Choose which one comes first. You can't choose both.
Personally, I'm designing for success. I want to make a bit of money, and have achieved something. I want to be able to call myself a published board game designer. It's a competition, and I want to win. I do enjoy game design a great deal, but I get enjoyment from working towards the end goal, which is publication — hopefully very successful publication.
If no one's ever going to see my game, outside of a few friends, it's a meaningless exercise to me.
You might be designing for enjoyment. You might have this idea you've always wanted to make, or maybe you want to challenge yourself, like seeing if you can redesign Magic, but without the "mana screw" problem. Maybe you have this great vision you just have to put into reality. Maybe you just like the process, and enjoy working on something. Maybe you're just making something for family and friends. This is a completely valid reason to design a board game.
However, if this is you, you must be absolutely prepared for your game to eventually go to its permanent resting place on your shelf. When I talk to amateur designers about this, many of them hadn't properly come to terms with this inevitable fate for their game.

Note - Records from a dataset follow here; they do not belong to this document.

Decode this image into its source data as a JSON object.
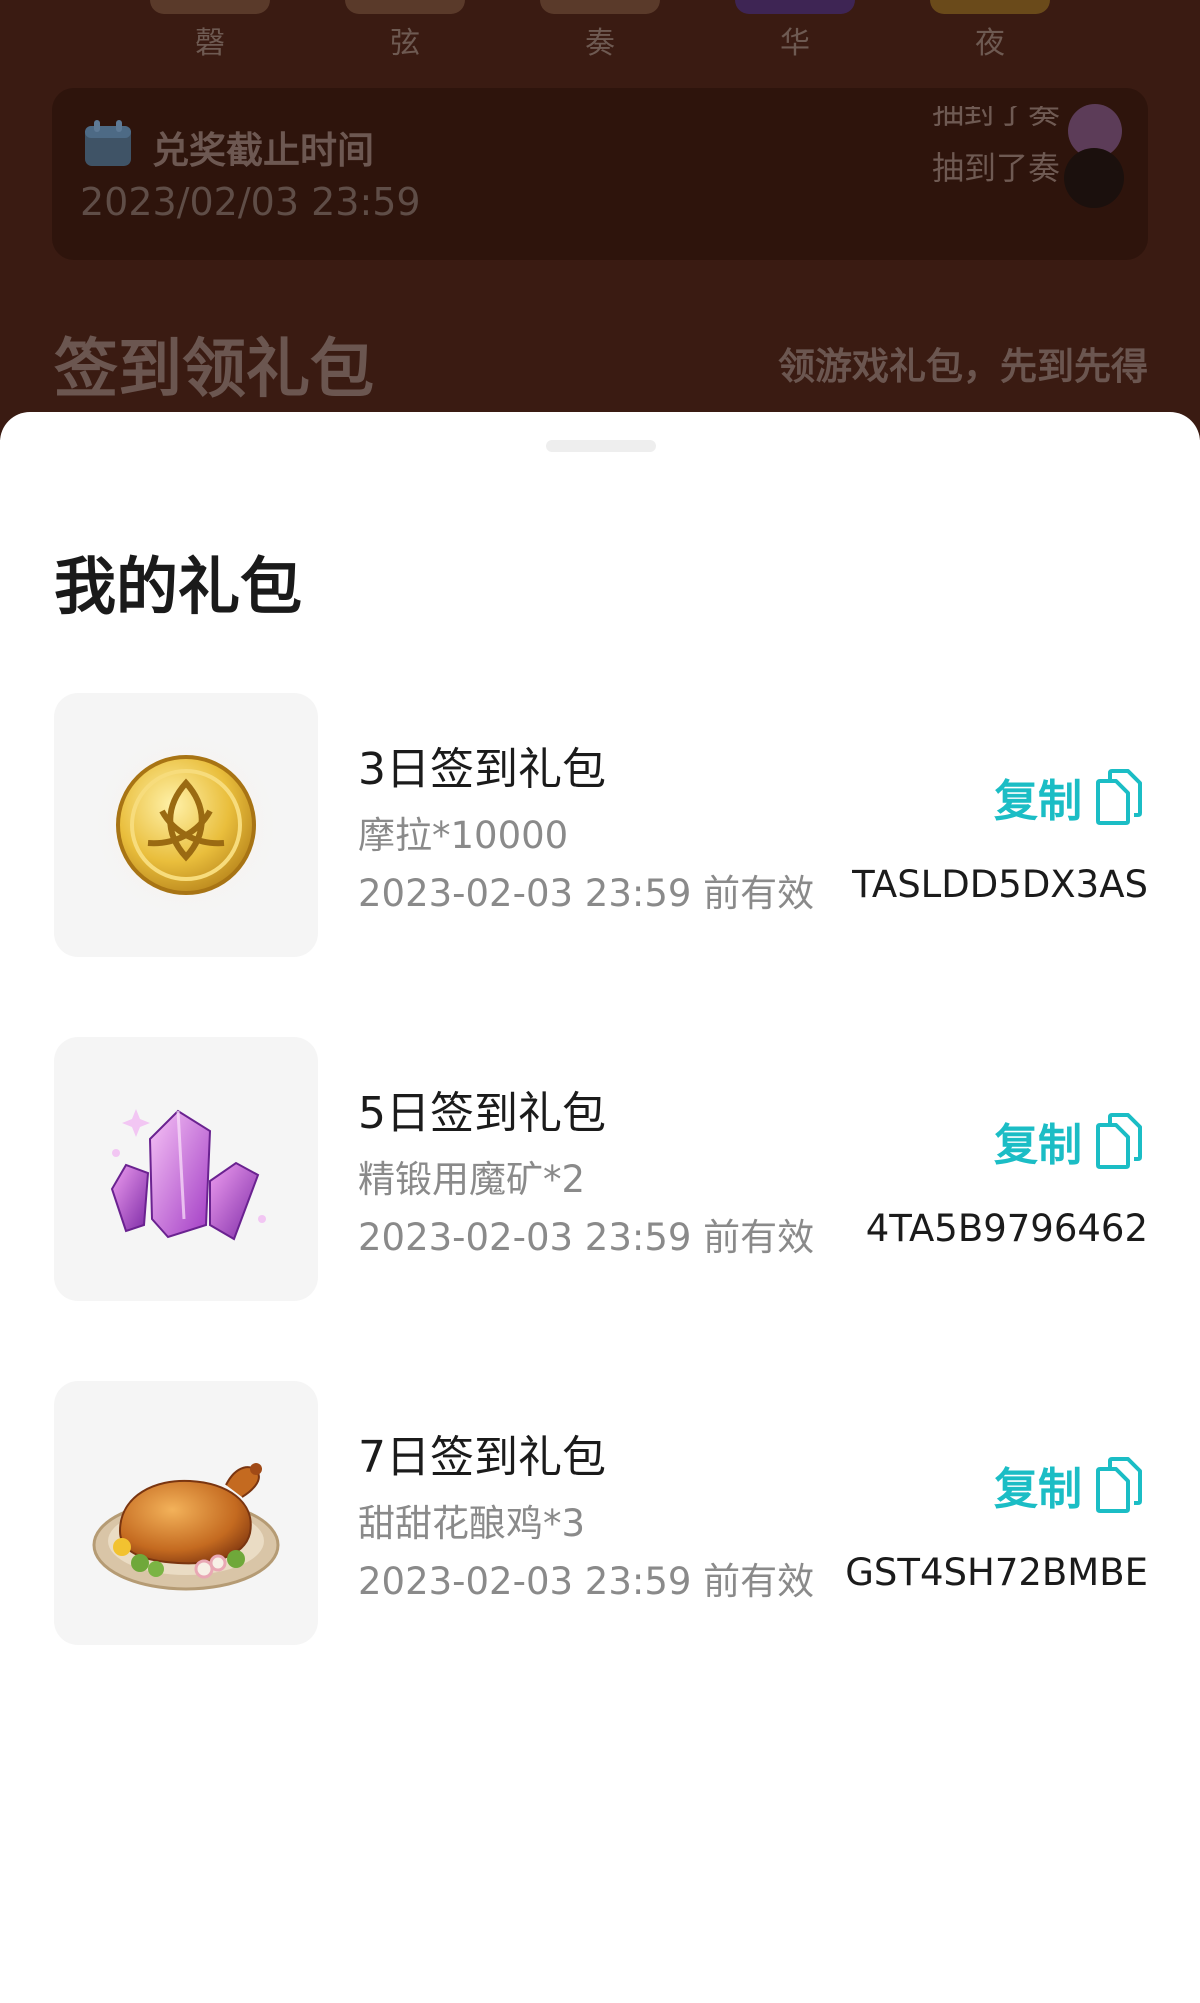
{
  "background": {
    "tabs": [
      {
        "label": "磬"
      },
      {
        "label": "弦"
      },
      {
        "label": "奏"
      },
      {
        "label": "华"
      },
      {
        "label": "夜"
      }
    ],
    "deadline": {
      "label": "兑奖截止时间",
      "value": "2023/02/03 23:59"
    },
    "ticker": {
      "line1": "抽封了奏",
      "line2": "抽到了奏"
    },
    "signin": {
      "title": "签到领礼包",
      "subtitle": "领游戏礼包，先到先得"
    }
  },
  "sheet": {
    "title": "我的礼包",
    "copy_label": "复制",
    "gifts": [
      {
        "name": "3日签到礼包",
        "content": "摩拉*10000",
        "expiry": "2023-02-03 23:59 前有效",
        "code": "TASLDD5DX3AS",
        "icon": "mora-coin-icon"
      },
      {
        "name": "5日签到礼包",
        "content": "精锻用魔矿*2",
        "expiry": "2023-02-03 23:59 前有效",
        "code": "4TA5B9796462",
        "icon": "mystic-ore-icon"
      },
      {
        "name": "7日签到礼包",
        "content": "甜甜花酿鸡*3",
        "expiry": "2023-02-03 23:59 前有效",
        "code": "GST4SH72BMBE",
        "icon": "roast-chicken-icon"
      }
    ]
  },
  "colors": {
    "accent": "#1bbdc5",
    "overlay_background": "#3a1b12",
    "secondary_text": "#8a8a8a"
  }
}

Just because something is an interesting idea for the designer, it doesn't mean it's going to be fun for the players.
You might be designing a game with some crazy constraint, or a variant of some game but with or without some feature. These are not going to lead to publication.

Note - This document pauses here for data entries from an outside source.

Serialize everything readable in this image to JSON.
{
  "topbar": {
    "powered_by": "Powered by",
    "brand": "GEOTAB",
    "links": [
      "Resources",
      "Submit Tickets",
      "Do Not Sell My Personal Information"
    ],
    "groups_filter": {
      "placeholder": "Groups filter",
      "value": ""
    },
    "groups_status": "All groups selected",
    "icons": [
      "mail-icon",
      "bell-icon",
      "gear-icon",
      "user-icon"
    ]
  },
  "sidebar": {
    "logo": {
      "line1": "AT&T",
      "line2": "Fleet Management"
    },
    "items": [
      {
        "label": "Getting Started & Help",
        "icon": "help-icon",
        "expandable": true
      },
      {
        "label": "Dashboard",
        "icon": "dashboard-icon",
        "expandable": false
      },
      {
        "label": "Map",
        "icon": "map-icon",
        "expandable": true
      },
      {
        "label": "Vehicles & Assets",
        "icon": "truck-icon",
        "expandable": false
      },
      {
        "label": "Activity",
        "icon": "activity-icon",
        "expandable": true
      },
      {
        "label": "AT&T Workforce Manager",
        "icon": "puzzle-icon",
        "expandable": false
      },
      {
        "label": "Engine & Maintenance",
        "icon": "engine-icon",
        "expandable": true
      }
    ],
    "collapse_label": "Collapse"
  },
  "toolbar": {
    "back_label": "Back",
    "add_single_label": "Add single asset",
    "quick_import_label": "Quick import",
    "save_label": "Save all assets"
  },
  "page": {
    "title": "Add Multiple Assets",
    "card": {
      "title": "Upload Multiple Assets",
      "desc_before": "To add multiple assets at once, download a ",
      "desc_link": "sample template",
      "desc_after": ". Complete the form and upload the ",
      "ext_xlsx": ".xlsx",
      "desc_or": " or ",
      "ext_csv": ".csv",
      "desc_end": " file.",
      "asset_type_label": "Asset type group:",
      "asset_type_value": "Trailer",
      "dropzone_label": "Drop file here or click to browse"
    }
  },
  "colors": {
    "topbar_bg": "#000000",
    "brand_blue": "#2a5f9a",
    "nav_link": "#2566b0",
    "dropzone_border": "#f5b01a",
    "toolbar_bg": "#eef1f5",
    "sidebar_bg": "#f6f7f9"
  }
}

You need to ask yourself if your idea is something you just want to make because it's a challenge, or because other people will enjoy it.
This musing leads me to a very important point. You are one of these two things. I've seen numerous people design something purely for their own entertainment, and then spend vast amounts of time, trying (unsuccessfully) to market it. You will absolutely not succeed at this, in a tight market full of people with realistic approaches to publication.

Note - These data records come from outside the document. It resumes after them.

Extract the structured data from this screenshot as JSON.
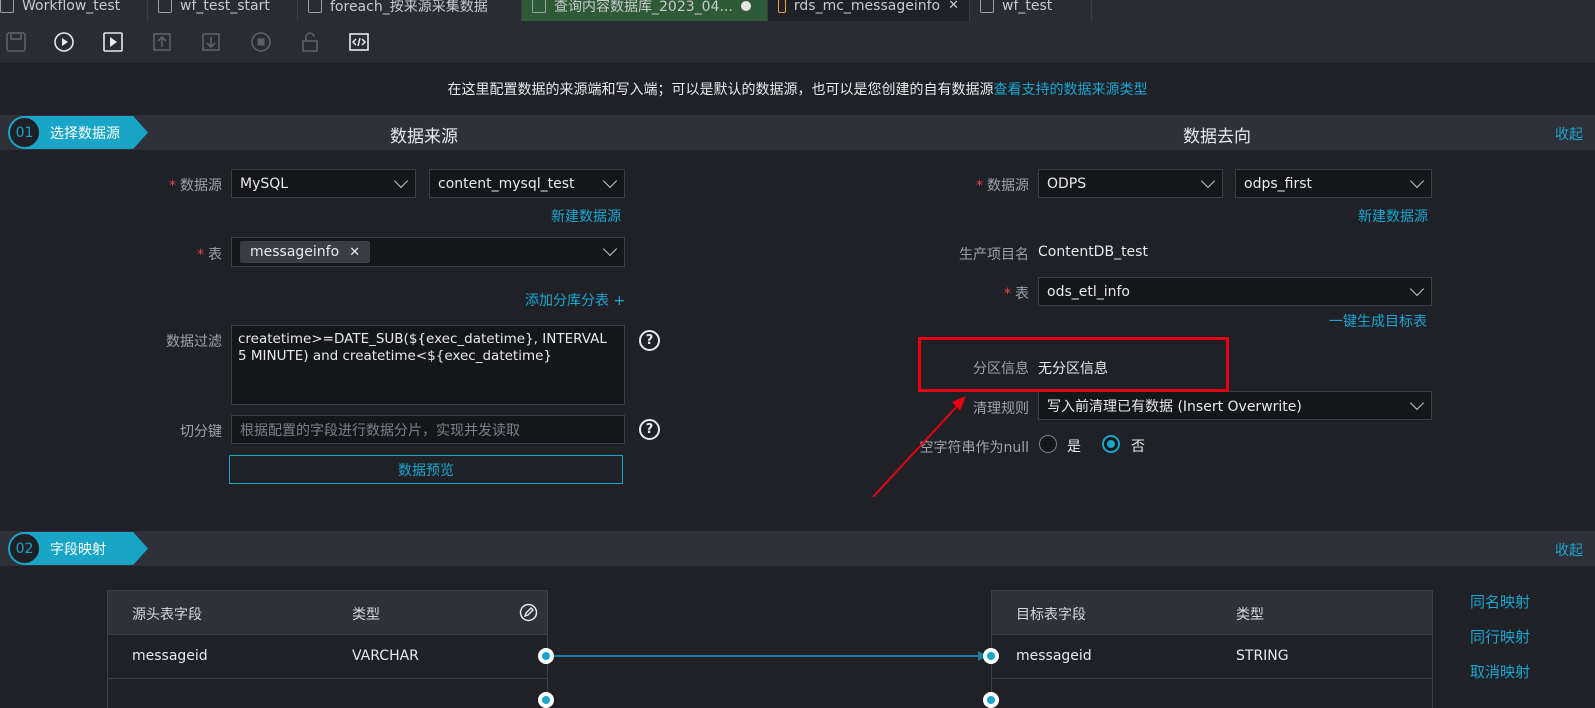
{
  "tabs": [
    {
      "label": "Workflow_test"
    },
    {
      "label": "wf_test_start"
    },
    {
      "label": "foreach_按来源采集数据"
    },
    {
      "label": "查询内容数据库_2023_04..."
    },
    {
      "label": "rds_mc_messageinfo"
    },
    {
      "label": "wf_test"
    }
  ],
  "notice": {
    "text": "在这里配置数据的来源端和写入端；可以是默认的数据源，也可以是您创建的自有数据源",
    "link": "查看支持的数据来源类型"
  },
  "section1": {
    "num": "01",
    "label": "选择数据源",
    "source_title": "数据来源",
    "target_title": "数据去向",
    "collapse": "收起"
  },
  "source": {
    "datasource_label": "数据源",
    "datasource_type": "MySQL",
    "datasource_name": "content_mysql_test",
    "new_datasource": "新建数据源",
    "table_label": "表",
    "table_tag": "messageinfo",
    "add_shard": "添加分库分表 +",
    "filter_label": "数据过滤",
    "filter_value": "createtime>=DATE_SUB(${exec_datetime}, INTERVAL 5 MINUTE)  and createtime<${exec_datetime}",
    "split_label": "切分键",
    "split_placeholder": "根据配置的字段进行数据分片，实现并发读取",
    "preview_button": "数据预览"
  },
  "target": {
    "datasource_label": "数据源",
    "datasource_type": "ODPS",
    "datasource_name": "odps_first",
    "new_datasource": "新建数据源",
    "project_label": "生产项目名",
    "project_value": "ContentDB_test",
    "table_label": "表",
    "table_value": "ods_etl_info",
    "gen_table": "一键生成目标表",
    "partition_label": "分区信息",
    "partition_value": "无分区信息",
    "clean_label": "清理规则",
    "clean_value": "写入前清理已有数据 (Insert Overwrite)",
    "null_label": "空字符串作为null",
    "null_yes": "是",
    "null_no": "否"
  },
  "section2": {
    "num": "02",
    "label": "字段映射",
    "collapse": "收起"
  },
  "mapping": {
    "src_headers": [
      "源头表字段",
      "类型"
    ],
    "tgt_headers": [
      "目标表字段",
      "类型"
    ],
    "src_rows": [
      {
        "field": "messageid",
        "type": "VARCHAR"
      }
    ],
    "tgt_rows": [
      {
        "field": "messageid",
        "type": "STRING"
      }
    ],
    "same_name": "同名映射",
    "same_row": "同行映射",
    "cancel": "取消映射"
  },
  "colors": {
    "accent": "#18a5c8",
    "highlight_box": "#e60012",
    "arrow": "#e60012"
  }
}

If you're serious about game design, you need to take a ruthless, business-like approach to game design. Success equals getting published. If you don't get published, you have failed. Always design games strongly leaning towards themes, components, and other characteristics that will increase your games' chances of getting published. You do what the players like, not what you want. You let the game go in the direction that's the most fun, not the direction you originally envisioned. You polish your game to the nth degree, and you make a heap of games, to increase your chances of making something good.
You can't put off answering this question, or simply live in denial of its existence. This choice has impacts on fundamental parts of your game design.
You're in this primarily for success or fun.